Reported in: Electronic Frontier Foundation, June 21, 2022.
On July 8, the 9th US Circuit Court of Appeals upheld most of the Arizona Department of Corrections, Rehabilitation, and Reentry’s (ADCRR) policy banning inmates from accessing sexually explicit materials.
In the opinion in Prison Legal News v. Charles L. Ryan (2:15-cf-02245-ROS), Judge Eric Miller wrote that banning “content that graphically depicts nudity or sex acts” was allowable as it helps the administration “mitigate prison violence.”
The Human Rights Defense Center, which publishes Prison Legal News, claimed the prohibition violated inmates’ First Amendment rights and was “not rationally related to [ADCRR’s] stated goals of rehabilitation, reduction of sexual harassment, and prison security.”
Prison Legal News is sent to inmates in more than 3,000 institutions nationwide. Starting in 2014, issues that contained court documents detailing correctional officers sexually assaulting inmates were redacted or withheld from distribution in Arizona prisons.

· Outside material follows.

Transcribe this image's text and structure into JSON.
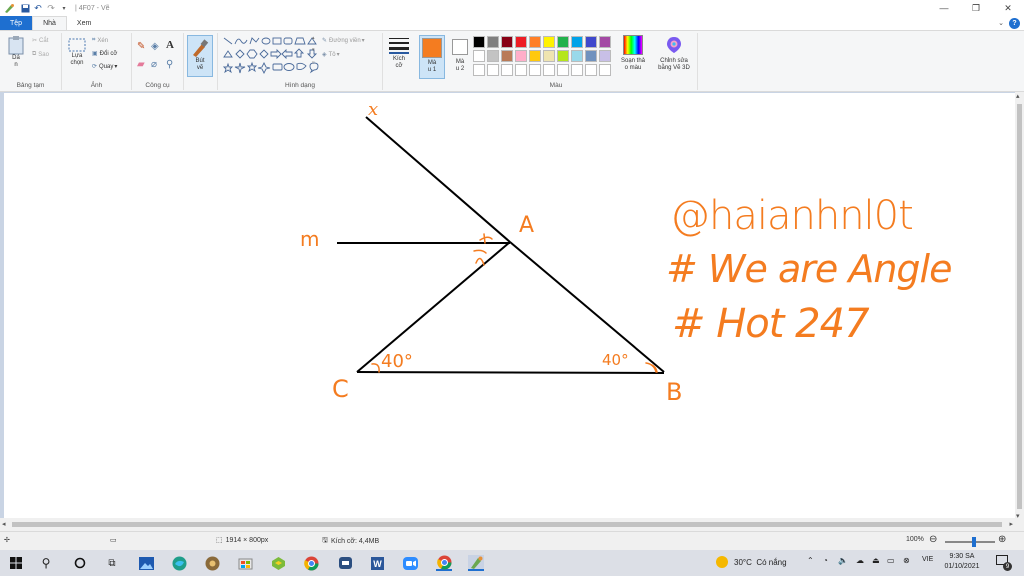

In her now-overturned 2019 ruling, Judge Roslyn Silver found that ADCRR’s policy “violates the First Amendment on its face.”
The 9th US Circuit Court of Appeals did find that the part of the policy prohibiting content “that may, could reasonably be anticipated to, could reasonably result in, is or appears to be intended to cause or encourage excitement or arousal or hostile behaviors, or that depicts sexually suggestive settings, poses, or attire,” was overly broad.
The court also found that “mere mentions of sexual violence,” such as that which was included in coverage of a New Mexico prison riot in Prison Legal News, should not have been censored.
(See: Journal of Intellectual Freedom and Privacy, v.6 iss.2: Censorship Dateline: Prisons: Florence, Arizona).
Reported in: Cronkite News, July 8, 2022.
Ebooks
On June 13, the US District Court for the District of Maryland found that a law requiring book publishers to offer public libraries reasonable licensing fees for ebooks and digital audiobooks was “unconstitutional and unenforceable because it conflicts with and is preempted by the Copyright Act.”
In Association of American Publishers, Inc. (AAP), v. Brian E. Frosh (DLB-21-3133), AAP argued that Maryland’s law interfered with publishers’ rights to decide how to distribute their works. While other state legislatures are considering similar bills, at the time Judge Deborah Boardman made the ruling, it was the only such statute in effect.
The law was intended to protect libraries from being overcharged by publishers to license ebooks. Libraries are often charged as much as three times what consumers pay for the same ebook licenses. It passed in May, 2021, and was scheduled to go into effect in January. AAP filed a lawsuit to block it in December, 2021, and received a preliminary injunction on the law on February 16.
Reported in: Reuters, June 14, 2022.